The mobile missile launchers would make it harder for South Korea and the U.S. to launch a pre-emptive strike using the so-called "kill chain" in an emergency. A "kill chain" is the process of detecting, identifying and intercepting missiles.
The Defense Ministry has mapped out a plan to establish a 30-minute "kill chain" system by 2015. A spokesman on Wednesday said this includes ship-to-shore and submarine-to-ground cruise missiles.
The ship-to-shore missiles have a range of 500 to 1,000 km and are deployed on Aegis destroyers and Korean Destroyer (KD) vessels.
The submarine-to-ground missiles have a range of more than 500 km. The missiles have already been deployed since last year, but the ministry for some reason failed to announce this.
Some pundits believe the ministry is exaggerating the power of the "kill chain" and new missiles to calm anxiety in the wake of the North's nuclear test.

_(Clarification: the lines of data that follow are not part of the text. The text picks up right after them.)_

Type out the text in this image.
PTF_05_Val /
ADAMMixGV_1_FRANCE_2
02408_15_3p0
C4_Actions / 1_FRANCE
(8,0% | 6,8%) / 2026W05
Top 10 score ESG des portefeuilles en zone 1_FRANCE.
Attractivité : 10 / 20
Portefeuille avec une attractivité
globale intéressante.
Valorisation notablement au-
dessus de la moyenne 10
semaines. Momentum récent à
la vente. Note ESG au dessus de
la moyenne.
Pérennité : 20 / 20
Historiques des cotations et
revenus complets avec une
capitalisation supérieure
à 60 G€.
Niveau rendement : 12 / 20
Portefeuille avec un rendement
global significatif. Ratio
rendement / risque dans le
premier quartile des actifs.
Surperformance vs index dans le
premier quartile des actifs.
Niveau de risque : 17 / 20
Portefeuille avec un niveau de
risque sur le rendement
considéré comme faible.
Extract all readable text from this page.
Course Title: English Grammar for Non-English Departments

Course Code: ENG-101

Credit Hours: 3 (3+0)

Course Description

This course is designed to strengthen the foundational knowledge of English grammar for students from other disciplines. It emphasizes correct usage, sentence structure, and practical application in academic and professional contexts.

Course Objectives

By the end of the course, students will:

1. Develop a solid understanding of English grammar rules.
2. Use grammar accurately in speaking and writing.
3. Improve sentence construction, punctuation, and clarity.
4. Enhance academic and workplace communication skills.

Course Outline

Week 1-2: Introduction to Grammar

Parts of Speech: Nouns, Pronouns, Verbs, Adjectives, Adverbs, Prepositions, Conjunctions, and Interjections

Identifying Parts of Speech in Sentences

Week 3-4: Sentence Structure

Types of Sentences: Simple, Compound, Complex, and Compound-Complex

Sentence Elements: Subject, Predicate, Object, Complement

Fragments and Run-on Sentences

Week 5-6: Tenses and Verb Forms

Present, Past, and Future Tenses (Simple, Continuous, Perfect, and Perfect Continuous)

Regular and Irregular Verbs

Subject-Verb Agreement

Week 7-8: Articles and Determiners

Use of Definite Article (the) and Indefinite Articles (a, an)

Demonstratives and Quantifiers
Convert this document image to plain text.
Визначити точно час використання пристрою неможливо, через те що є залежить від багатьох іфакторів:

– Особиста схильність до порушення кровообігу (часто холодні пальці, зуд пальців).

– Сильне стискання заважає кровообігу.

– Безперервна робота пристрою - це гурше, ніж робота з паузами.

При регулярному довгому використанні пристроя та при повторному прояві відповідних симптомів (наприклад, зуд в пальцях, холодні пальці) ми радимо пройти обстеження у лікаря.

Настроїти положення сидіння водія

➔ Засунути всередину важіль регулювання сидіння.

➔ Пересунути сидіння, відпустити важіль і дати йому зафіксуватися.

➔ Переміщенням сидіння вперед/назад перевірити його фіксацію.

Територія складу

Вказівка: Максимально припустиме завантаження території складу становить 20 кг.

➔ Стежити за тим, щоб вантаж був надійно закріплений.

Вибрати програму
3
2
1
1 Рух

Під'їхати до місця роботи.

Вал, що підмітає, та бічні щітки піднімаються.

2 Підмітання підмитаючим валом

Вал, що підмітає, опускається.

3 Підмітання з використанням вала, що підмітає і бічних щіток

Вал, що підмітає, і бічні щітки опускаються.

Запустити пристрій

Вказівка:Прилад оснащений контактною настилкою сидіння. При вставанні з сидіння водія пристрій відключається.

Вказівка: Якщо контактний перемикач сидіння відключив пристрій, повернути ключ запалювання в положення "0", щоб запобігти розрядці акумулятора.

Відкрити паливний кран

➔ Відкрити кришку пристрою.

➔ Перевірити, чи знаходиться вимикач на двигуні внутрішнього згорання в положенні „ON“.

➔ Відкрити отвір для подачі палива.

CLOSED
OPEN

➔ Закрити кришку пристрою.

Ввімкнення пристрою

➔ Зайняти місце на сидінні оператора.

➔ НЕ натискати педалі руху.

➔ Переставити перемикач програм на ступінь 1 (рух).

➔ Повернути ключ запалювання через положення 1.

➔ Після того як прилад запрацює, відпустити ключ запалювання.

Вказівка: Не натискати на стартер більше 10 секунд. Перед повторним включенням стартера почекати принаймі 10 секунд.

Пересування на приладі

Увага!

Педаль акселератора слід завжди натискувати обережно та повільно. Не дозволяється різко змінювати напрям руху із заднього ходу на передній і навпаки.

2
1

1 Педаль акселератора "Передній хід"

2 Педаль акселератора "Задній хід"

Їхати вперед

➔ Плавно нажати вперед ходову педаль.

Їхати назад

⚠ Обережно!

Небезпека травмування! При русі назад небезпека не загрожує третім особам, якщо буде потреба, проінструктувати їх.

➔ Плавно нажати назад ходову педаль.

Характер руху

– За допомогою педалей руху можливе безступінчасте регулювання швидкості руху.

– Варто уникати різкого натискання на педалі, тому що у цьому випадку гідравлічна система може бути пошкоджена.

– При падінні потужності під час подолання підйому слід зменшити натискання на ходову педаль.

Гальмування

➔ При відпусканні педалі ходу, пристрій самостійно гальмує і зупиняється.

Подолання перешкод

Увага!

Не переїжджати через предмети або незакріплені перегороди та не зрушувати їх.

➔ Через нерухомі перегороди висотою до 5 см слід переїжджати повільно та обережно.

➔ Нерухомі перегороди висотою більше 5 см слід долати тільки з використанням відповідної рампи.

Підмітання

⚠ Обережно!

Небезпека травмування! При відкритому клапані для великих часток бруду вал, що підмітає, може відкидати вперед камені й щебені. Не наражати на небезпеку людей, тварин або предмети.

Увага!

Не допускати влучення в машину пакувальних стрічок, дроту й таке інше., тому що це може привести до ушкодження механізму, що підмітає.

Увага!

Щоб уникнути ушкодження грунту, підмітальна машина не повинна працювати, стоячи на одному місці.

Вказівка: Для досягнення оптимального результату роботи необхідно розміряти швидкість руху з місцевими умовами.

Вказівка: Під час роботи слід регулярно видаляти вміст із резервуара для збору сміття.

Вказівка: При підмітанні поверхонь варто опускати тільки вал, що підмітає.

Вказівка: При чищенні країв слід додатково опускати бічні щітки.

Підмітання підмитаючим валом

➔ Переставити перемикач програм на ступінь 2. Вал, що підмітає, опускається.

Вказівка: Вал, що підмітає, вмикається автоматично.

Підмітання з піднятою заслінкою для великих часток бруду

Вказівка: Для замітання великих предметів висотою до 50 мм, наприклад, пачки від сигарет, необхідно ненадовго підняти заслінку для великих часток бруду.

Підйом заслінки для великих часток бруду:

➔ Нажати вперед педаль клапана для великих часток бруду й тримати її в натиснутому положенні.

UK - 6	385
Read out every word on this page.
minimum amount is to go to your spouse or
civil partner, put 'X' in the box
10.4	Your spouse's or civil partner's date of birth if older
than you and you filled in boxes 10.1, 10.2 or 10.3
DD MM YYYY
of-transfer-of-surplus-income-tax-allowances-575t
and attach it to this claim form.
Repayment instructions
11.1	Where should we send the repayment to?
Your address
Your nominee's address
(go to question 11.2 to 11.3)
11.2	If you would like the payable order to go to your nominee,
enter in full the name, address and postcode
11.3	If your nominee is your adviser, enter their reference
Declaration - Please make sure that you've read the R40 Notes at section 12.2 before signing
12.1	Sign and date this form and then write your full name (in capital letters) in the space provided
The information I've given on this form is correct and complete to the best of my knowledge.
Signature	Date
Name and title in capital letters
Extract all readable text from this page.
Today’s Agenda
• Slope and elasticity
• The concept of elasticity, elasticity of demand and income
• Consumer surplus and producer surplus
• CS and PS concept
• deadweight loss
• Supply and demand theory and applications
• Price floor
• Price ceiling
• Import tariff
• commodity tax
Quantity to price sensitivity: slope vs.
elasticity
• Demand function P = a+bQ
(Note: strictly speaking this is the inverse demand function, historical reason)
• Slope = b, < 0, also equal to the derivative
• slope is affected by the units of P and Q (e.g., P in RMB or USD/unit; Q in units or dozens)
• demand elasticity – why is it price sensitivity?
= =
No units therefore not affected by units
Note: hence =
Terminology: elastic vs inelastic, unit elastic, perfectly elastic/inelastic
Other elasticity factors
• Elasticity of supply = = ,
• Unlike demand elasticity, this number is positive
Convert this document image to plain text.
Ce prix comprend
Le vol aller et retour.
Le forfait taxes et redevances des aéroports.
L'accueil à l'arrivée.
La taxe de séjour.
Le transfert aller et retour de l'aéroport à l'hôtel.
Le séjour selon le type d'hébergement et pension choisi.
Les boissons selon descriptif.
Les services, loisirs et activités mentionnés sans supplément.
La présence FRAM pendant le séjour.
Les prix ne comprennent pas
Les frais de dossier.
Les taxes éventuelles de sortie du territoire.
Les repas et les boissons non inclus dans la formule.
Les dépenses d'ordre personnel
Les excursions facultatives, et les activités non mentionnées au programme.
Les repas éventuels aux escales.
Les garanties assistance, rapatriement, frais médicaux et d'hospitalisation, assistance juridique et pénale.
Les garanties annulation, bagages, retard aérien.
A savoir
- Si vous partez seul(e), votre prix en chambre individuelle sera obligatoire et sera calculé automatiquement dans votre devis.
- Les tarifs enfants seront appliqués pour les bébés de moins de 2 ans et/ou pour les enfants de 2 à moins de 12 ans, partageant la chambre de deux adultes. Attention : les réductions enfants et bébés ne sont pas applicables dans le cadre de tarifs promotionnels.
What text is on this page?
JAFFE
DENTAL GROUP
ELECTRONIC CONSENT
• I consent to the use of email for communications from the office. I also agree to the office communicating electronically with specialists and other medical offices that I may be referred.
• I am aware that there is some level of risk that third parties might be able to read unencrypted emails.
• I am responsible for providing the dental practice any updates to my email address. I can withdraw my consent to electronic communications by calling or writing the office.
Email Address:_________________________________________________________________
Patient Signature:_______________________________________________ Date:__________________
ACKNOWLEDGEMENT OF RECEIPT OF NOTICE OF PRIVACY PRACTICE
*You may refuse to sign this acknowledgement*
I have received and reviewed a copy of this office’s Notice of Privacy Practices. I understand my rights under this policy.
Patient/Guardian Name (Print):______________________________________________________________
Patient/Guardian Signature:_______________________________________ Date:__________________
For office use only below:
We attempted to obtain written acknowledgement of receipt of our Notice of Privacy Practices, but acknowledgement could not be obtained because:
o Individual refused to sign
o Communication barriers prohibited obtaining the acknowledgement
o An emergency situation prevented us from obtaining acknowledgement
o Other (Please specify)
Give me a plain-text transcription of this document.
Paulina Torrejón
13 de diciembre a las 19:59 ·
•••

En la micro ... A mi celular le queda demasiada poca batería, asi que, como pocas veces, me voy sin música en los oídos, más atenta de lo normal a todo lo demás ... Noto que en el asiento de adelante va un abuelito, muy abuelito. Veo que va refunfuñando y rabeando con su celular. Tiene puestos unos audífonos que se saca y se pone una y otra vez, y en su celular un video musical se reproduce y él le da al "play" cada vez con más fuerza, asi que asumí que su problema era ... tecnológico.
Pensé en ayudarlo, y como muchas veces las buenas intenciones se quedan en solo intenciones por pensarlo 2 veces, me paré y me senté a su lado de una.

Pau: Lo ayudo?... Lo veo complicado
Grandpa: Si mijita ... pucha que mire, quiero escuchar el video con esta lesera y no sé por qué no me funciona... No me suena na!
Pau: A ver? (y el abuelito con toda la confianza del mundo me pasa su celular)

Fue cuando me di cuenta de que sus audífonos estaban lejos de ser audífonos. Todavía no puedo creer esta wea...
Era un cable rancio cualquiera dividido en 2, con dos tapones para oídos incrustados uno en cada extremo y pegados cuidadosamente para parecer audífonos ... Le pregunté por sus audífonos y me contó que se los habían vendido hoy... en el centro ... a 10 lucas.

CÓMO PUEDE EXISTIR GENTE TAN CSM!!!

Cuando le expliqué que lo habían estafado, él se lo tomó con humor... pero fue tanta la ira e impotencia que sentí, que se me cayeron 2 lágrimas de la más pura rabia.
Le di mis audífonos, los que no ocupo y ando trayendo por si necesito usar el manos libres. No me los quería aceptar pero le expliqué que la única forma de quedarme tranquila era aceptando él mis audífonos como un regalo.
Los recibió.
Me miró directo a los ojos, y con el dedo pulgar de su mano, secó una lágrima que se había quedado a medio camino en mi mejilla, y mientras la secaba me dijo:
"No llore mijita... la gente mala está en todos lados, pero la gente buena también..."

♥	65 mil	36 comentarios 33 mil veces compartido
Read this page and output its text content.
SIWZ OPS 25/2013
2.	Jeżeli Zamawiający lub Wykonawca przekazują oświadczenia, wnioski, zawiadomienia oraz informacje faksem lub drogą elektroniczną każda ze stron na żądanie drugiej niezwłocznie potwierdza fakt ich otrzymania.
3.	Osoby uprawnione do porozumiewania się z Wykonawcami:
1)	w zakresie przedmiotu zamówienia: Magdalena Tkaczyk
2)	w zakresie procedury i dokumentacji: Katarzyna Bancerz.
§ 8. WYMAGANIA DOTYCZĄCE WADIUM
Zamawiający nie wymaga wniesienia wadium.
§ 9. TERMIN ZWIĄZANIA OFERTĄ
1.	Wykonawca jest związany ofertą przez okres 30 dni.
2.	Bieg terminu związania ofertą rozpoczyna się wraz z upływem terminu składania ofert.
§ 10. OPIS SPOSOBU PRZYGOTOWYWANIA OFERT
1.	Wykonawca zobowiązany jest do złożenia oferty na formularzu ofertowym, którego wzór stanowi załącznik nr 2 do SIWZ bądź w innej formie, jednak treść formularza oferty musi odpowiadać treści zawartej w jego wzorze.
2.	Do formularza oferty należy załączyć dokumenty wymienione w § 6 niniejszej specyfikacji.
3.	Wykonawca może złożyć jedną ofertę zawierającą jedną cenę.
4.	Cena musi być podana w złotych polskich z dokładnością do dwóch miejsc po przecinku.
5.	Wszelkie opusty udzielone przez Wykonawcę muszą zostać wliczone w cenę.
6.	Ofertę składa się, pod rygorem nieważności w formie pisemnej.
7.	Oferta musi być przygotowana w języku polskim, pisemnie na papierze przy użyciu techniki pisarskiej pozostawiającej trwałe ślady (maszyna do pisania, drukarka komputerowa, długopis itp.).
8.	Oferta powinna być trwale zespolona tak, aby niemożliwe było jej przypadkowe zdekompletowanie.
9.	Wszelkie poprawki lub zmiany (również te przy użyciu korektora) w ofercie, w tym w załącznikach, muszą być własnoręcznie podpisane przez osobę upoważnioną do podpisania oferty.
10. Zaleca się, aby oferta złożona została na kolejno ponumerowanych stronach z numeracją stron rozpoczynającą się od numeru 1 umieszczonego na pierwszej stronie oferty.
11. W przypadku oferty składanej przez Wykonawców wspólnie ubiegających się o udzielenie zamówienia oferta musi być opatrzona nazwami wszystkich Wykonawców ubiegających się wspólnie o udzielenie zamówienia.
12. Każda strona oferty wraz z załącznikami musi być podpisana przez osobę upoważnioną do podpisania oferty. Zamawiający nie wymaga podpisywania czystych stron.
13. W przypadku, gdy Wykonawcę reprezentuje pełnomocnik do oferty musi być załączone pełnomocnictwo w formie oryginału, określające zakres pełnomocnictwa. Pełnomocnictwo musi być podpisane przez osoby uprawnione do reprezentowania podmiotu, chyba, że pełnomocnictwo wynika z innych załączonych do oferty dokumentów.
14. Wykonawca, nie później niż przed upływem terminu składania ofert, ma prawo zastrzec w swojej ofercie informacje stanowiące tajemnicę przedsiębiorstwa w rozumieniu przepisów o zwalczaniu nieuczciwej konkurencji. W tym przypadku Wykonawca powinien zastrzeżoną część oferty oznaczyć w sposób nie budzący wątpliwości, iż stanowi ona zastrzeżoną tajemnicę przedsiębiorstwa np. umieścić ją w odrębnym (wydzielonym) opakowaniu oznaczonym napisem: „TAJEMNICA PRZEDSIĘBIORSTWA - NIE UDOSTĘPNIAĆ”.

During the Gulf War in 1991, the U.S. had a great deal of trouble finding and destroying Iraq's mobile Scud missile launch platforms. It sent aircraft on as many as 1,460 sorties to hunt Scud missiles and boasted that they destroyed some 100 such missile platforms. But analysis afterward showed that not a single Scud missile launch platform was destroyed completely.
It is not impossible to detect Scud or Rodong missiles, which use liquid fuel, before they are launched, because it takes between an hour-and-a-half to three hours to fuel them up. But experts say that detecting is one thing and destroying another.
Prof. Kim Yul-soo of Sungshin Women's University said, "It's difficult to detect mobile launch platforms, and even if we do they could have moved on by the time the intercept missiles are ready to fire."